Le premier élément qui nous attire inexorablement vers ces Amants sacrifiés est qu'il marque la première collaboration entre Kiyoshi Kurosawa à la réalisation (Tokyo sonata, Shokuzai et tant d'autres) et son ancien élève Ryūsuke Hamaguchi au scénario (Senses, Asako I & II et le récent Drive my car). Ces deux cinéastes passionnants fusionnent ici leurs talents dans une fresque historique qui témoigne autant d'un goût pour les questionnements intimes et le romanesque que d'une inclination vers des atmosphères troubles et une tension sourde.
Kobe, 1941. Tandis que le Japon se replie sur lui-même, Yusaku et sa femme Satoko forment un couple moderne, ouvert aux influences occidentales. Yusaku en a d'ailleurs fait son métier, commerçant avec l'étranger alors même que le marché nippon est en train de se fermer et que ses activités éveillent les soupçons des autorités et l'inquiétude de son épouse. Dans l'espoir de trouver de nouveaux débouchés, Yusaku part en Mandchourie. À son retour, ses agissements semblent de plus en plus secrets et étranges...
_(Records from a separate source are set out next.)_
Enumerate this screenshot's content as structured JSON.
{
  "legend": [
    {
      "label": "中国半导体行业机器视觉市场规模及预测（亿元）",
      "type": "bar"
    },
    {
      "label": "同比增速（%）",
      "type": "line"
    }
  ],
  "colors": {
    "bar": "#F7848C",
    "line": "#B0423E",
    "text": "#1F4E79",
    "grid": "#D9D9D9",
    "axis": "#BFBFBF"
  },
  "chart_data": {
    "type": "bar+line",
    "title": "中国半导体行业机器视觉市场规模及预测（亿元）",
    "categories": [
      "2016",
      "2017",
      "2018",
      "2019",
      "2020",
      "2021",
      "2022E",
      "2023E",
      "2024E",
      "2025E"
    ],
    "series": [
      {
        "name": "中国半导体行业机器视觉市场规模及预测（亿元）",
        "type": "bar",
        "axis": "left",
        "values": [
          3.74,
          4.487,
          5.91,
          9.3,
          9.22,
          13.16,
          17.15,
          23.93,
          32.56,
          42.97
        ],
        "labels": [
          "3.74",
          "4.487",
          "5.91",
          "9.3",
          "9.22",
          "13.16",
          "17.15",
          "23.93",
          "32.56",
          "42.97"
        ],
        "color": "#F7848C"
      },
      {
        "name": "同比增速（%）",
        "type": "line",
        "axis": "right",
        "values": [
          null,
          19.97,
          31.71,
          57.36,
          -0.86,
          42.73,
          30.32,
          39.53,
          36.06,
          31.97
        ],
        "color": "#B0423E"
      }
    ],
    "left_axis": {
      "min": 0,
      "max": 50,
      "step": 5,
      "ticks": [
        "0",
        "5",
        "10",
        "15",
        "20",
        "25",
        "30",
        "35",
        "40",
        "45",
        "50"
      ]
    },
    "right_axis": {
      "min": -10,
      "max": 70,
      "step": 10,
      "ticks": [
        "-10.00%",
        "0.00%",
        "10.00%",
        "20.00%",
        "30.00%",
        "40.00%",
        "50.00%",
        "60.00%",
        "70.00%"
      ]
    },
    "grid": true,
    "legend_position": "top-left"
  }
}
En prenant comme toile de fond une période sombre de l'histoire de son pays, Les amants sacrifiés explore les conséquences d'une telle situation sur des gens ordinaires. L'intrigue – complexe – prend alors la forme d'un thriller domestique, dans lequel un couple se retrouve ballotté par le tumulte de l'Histoire. Avec une certaine perversité, le film brouille les pistes, nous fait douter des motivations de chaque protagoniste, nous surprend par de nouveaux retournements... Sous ses atours classiques et la fluidité de sa narration, Les amants sacrifiés se révèle délicieusement retors à l'infusion.